Internationales Steuerrecht – Teil 04 – Juristische Doppelbesteuerung
Herausgeber / Autor(-en):
Carola Ritterbach
Rechtsanwältin
Monika Dibbelt
Rechtsanwältin
Jens Bierstedt
LL.B., Wirtschaftsjurist und wissenschaftlicher Mitarbeiter
3.2.1 Juristische Doppelbesteuerung
Eine juristische Doppelbesteuerung liegt vor, wenn derselbe Steuerpflichtige von mindestens zwei Staaten für denselben Steuertatbestand, d.h. für dieselben Einkünfte beziehungsweise dieselben Vermögenswerte, im selben Zeitraum gleiche oder vergleichbare Steuern zahlen muss.
Eine juristische Doppelbesteuerung ist daher gegeben, wenn in zwei oder mehr Staaten eine
- Identität des Steuersubjekts
- Identität des Steuerobjekts
- Identität des Besteuerungszeitraums und
- Identität bzw.

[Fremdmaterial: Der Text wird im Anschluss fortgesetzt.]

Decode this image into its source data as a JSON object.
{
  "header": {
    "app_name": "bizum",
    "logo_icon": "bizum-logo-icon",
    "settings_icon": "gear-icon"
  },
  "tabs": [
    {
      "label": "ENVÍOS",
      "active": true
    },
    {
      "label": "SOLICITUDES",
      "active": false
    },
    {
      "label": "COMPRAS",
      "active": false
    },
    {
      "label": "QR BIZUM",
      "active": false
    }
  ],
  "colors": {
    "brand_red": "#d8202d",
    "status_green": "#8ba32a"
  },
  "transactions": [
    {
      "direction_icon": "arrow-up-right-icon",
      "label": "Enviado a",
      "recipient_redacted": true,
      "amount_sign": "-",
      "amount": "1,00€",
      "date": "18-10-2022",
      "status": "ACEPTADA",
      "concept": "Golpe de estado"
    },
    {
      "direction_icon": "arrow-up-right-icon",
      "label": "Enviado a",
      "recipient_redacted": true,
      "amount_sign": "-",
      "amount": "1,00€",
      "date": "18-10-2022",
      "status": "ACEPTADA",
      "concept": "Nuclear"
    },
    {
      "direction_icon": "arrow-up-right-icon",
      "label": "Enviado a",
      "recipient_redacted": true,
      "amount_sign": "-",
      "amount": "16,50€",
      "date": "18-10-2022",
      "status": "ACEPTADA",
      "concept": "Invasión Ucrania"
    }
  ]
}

Gleichartigkeit der Steuer
gegeben ist.
Beispiel
Der in Kiel lebende A besitzt ein Ferienhaus in Frankreich, welches er in seinem Privatvermögen hält. Aus der Vermietung des Ferienhauses erzielt A Einkünfte aus Vermietung und Verpachtung.
- Aufgrund der sachlichen Bindung des Steuerobjektes, welches in Frankreich belegen ist, besteuert Frankreich diese Einkünfte als Quellenstaat. Damit ist A in Frankreich mit seinen Einkünften aus Vermietung und Verpachtung aus dem in Frankreich belegenden Ferienhaus beschränkt einkommensteuerpflichtig. A (Identität des Steuersubjekts) unterliegt mit seinen Einkünften aus der Vermietung des Ferienhauses in Frankreich (Identität des Steuerobjekts) im gleichen Veranlagungszeitraum (Identität des Besteuerungszeitraums) aber auch der Einkommensteuer (Identität der Steuer) in Deutschland (zwei Staaten). Damit liegt eine juristische Doppelbesteuerung vor.

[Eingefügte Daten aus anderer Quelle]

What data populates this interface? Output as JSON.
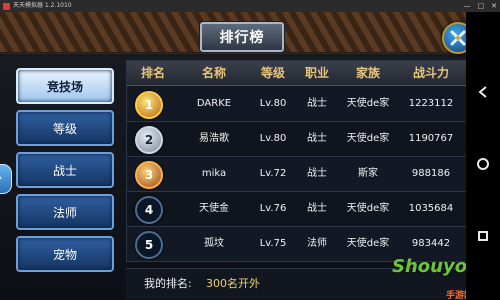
{
  "window": {
    "title": "天天模拟器 1.2.1010",
    "controls": [
      "—",
      "□",
      "✕"
    ]
  },
  "page": {
    "title": "排行榜"
  },
  "tabs": [
    {
      "label": "竞技场",
      "active": true
    },
    {
      "label": "等级",
      "active": false
    },
    {
      "label": "战士",
      "active": false
    },
    {
      "label": "法师",
      "active": false
    },
    {
      "label": "宠物",
      "active": false
    }
  ],
  "table": {
    "headers": [
      "排名",
      "名称",
      "等级",
      "职业",
      "家族",
      "战斗力"
    ],
    "rows": [
      {
        "rank": "1",
        "medal": "gold",
        "name": "DARKE",
        "level": "Lv.80",
        "job": "战士",
        "family": "天使de家",
        "power": "1223112"
      },
      {
        "rank": "2",
        "medal": "silver",
        "name": "易浩歌",
        "level": "Lv.80",
        "job": "战士",
        "family": "天使de家",
        "power": "1190767"
      },
      {
        "rank": "3",
        "medal": "bronze",
        "name": "mika",
        "level": "Lv.72",
        "job": "战士",
        "family": "斯家",
        "power": "988186"
      },
      {
        "rank": "4",
        "medal": "plain",
        "name": "天使金",
        "level": "Lv.76",
        "job": "战士",
        "family": "天使de家",
        "power": "1035684"
      },
      {
        "rank": "5",
        "medal": "plain",
        "name": "孤坟",
        "level": "Lv.75",
        "job": "法师",
        "family": "天使de家",
        "power": "983442"
      }
    ]
  },
  "footer": {
    "my_rank_label": "我的排名:",
    "my_rank_value": "300名开外"
  },
  "watermark": {
    "main": "Shouyou",
    "sub": "手游网"
  },
  "icons": {
    "close": "close-crossed-swords-icon",
    "handle": "drawer-handle-icon",
    "nav": [
      "back-icon",
      "home-icon",
      "recent-apps-icon"
    ]
  },
  "colors": {
    "accent": "#e9c57a",
    "tab_active_bg": "#eaf4ff",
    "tab_bg": "#2f5fa0",
    "my_rank": "#f0d36a"
  }
}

3.2.2 Wirtschaftliche Doppelbesteuerung
Bei einer wirtschaftlichen Doppelbesteuerung wird im gleichen Besteuerungszeitraum dasselbe Steuergut bei verschiedenen Steuerpflichtigen besteuert.
Beispiel
Die A-AG (Muttergesellschaft) im Land A hält 100 % der Anteile an der B-KG (Tochtergesellschaft) mit Sitz in Land B. Der Gewinn, den die B-KG erzielt, ist im Land B, dem Staat, indem die B-KG ihren Sitz hat körperschaftsteuerpflichtig. Bei einer Ausschüttung des Gewinns der B-KG an die A-AG, unterfällt dieser Gewinn den steuerpflichtigen Einnahmen der A-AG und ist von der A-AG in A zu versteuern.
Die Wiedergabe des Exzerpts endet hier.